Chinese investment in Europe shows resilience
A number of countries saw increased Chinese investment. Chinese investors made acquisitions worth $1.83 billion in France (up 86% compared to 2017), $2.52 billion in Germany (up 34%), $1.17 billion in Spain (up 162%) and $4.05 billion in Sweden (up 186%). Investment in Luxembourg spiked from under $100 million in 2017 to $1.87 billion, while in Denmark it grew from $200 million to $1.1 billion.
In Central & Eastern Europe investment increased almost across the board, albeit from a low base. It grew by 185% in Hungary, 355% in Croatia, 162% in Poland and by more than 1,000% in Slovenia.
The UK still received more Chinese investment than any other country in Europe ($4.94 billion), but this declined 76% in the absence of the megadeals seen in 2017. Similar falls were seen in The Netherlands (down 76%) and Switzerland (down 99%). Italy was relatively stable, down 21% to $800 million.

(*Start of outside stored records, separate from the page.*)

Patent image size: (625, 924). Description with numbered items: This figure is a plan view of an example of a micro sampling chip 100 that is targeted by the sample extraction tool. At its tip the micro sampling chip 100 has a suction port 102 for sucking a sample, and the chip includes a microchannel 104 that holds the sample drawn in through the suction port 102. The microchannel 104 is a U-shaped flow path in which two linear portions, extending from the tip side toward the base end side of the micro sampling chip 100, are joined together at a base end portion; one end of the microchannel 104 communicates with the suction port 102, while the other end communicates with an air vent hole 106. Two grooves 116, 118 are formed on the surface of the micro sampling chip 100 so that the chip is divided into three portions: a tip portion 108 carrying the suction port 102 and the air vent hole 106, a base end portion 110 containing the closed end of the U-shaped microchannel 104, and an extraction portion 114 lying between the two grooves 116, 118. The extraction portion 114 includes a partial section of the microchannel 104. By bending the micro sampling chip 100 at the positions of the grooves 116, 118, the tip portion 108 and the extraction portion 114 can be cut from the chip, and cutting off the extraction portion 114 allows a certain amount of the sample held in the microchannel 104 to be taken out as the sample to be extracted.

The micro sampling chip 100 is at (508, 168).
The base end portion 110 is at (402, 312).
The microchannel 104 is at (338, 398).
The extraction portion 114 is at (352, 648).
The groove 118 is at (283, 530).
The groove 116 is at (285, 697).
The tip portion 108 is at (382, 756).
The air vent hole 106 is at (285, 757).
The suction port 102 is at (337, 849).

"It's very clear from the numbers that underlying Chinese investment in Europe is quite resilient for straightforward commercial reasons," said Thomas Gilles, chair of Baker McKenzie’s EMEA-China Group. "We are seeing what we expect to be sustainable levels of investment into a healthily diverse set of industries in Europe by mainly private Chinese investors at the moment. China's economy continues to grow and it is entirely normal for Chinese businesses to continue to internationalise over the long term."
Sector stories diverge
The industry composition of Chinese investment in both Europe and North America continued to shift in response to new political and regulatory realities.
In 2018, the absence of mega deals kept the industry composition in Europe diverse. No single industry made up over 20% of total Chinese investment. The top sectors were automotive, financial and business services and ICT. Financial services and ICT investment in particular showcase the divergence between North American and European patterns: these two industries have taken a hit in the US due to regulatory tightening, but they remain top sectors in 2018 for Chinese investment in Europe.
In contrast, the industry mix of Chinese investment in North America was concentrated in a few big sectors. Several sizable mining deals in Canada made basic materials the number one sector for Chinese FDI in North America in 2018. In the US investment in sectors such as real estate and transport and infrastructure that dominated investment in 2016-2017 largely disappeared due to Chinese and US policy restrictions. Healthcare and biotechnology was instead the top industry in the US.
Stronger outlook in Europe
The pipeline of pending transactions suggest continued divergence in 2019. Chinese investment looks to be robust in Europe in the first half of 2019, with more than $20 billion of pending transactions at the beginning of the year. The pipeline in North America remains weak with less than $5 billion of pending deals.
"In terms of the outlook there's still a healthy pipeline of M&A in Europe, particularly in the mid-market space and a possible upside in North America if talks can move towards resolving trade conflict as well as concerns over the CFIUS process ease," said Bee Chun Boo, M&A partner in Baker McKenzie's Beijing office. "Here in China, we don't see any significant regulatory or financing impediment for outbound investments that are aligned with China’s strategic objectives."